Camelot UK the incumbent operator of the National Lottery, and its technology partner IGT Plc subsequently contested the decision. Both businesses had formally launched a multi-million-pound High Court lawsuit challenging the Commission’s handling of the National Lottery competition.
Yesterday, permission was granted to Camelot and IGT to appeal the Commission’s enabling agreement as part of the duo’s ongoing lawsuit against the regulator.
An automatic suspension will remain in place, pending the outcome of appeal proceedings, with hearings likely to begin on the week of 12 September.
“Throughout the litigation process, we have been clear that disrupting the implementation of Allwyn’s plans would present potentially severe consequences for the National Lottery and good causes,” – the Commission responded.
“It also risks the National Lottery not operating to its full potential at the start of the fourth licence.”
Despite the setback, the Commission respects the court’s decision that will “generate challenges for the transition to the fourth licence and further delay the award of the licence to Allwyn”.
Taking questions from a DCMS oversight committee, former Tech and Digital undersecretary Chris Philp, who oversaw gambling policies, revealed that Camelot and IGT sought £600m in damages from its lawsuit against the Commission.
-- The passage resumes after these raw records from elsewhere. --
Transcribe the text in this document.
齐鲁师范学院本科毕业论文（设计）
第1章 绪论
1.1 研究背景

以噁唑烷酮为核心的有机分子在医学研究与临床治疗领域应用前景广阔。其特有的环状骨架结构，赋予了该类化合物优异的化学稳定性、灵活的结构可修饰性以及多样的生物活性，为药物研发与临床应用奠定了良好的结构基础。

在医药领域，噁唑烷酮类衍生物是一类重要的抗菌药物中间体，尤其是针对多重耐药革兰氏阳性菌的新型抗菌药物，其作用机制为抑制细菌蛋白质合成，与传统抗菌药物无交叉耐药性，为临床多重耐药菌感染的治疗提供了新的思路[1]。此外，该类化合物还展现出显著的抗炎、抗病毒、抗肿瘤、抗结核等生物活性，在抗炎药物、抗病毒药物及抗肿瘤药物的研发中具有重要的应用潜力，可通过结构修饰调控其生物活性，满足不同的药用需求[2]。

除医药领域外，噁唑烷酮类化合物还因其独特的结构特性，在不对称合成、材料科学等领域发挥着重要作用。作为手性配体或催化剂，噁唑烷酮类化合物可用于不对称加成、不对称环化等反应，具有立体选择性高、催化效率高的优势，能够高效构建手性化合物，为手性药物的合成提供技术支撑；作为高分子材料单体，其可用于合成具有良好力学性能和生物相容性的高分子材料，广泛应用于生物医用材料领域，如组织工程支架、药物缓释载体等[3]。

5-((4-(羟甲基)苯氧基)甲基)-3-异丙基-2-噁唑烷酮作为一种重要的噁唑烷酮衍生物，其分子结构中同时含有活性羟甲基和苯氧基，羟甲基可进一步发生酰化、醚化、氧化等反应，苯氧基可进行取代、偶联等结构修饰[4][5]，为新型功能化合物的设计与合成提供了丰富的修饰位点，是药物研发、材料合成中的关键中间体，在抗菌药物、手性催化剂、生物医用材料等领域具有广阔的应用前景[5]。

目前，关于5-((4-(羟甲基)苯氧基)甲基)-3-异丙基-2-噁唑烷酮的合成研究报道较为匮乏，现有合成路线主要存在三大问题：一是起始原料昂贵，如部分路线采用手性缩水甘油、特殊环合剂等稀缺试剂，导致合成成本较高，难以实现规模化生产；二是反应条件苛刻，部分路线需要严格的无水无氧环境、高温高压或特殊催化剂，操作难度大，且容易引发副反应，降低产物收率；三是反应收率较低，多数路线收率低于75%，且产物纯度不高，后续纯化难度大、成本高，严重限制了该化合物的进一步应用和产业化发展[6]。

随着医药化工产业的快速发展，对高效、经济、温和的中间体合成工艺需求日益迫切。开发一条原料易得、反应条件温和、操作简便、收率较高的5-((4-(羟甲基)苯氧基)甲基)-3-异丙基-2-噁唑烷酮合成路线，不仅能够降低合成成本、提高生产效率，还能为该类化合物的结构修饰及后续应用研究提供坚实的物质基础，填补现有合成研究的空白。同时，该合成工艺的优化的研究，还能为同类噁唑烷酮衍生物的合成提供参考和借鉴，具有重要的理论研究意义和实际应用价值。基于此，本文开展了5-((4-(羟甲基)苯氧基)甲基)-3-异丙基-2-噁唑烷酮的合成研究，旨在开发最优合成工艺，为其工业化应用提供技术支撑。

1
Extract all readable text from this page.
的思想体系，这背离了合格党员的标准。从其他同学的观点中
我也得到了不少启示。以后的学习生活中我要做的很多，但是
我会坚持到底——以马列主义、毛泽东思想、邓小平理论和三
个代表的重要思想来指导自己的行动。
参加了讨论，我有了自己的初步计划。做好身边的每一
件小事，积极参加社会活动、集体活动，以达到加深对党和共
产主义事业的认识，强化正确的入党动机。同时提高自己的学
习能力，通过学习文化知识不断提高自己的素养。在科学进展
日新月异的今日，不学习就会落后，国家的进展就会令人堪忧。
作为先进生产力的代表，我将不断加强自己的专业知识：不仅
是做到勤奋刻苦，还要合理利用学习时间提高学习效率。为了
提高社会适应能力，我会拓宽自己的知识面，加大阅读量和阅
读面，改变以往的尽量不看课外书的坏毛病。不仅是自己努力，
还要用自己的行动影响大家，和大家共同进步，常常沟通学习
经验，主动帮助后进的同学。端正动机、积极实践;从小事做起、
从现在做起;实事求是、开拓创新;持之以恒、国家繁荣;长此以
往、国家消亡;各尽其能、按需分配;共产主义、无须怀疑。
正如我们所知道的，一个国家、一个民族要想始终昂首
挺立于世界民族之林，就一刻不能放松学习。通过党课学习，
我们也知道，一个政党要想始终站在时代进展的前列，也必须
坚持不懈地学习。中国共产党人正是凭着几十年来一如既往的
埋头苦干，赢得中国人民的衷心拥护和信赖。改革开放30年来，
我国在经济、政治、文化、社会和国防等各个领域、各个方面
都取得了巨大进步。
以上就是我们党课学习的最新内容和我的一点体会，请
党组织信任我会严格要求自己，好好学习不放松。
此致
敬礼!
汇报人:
Notified of the appeal, Allwyn issued the following statement by UK Chairman Justin King: “We are obviously disappointed by today’s decision. It creates the likelihood of further delay as the appeal will not be held until September. It is common ground that this delay will damage the introduction of the benefits the Fourth Licence brings for Good Causes.
“As the Court ruled, Camelot and IGT must now provide an undertaking for damages by 4 pm Friday. We call on them to either ensure that undertaking includes Good Causes, or instead in the interests of the Good Causes and the National Lottery, to gracefully accept the ruling of Mrs Justice O’Farrell.
“This would allow the suspension to be lifted and the Gambling Commission to move forward with Awarding the Fourth Licence to Allwyn.”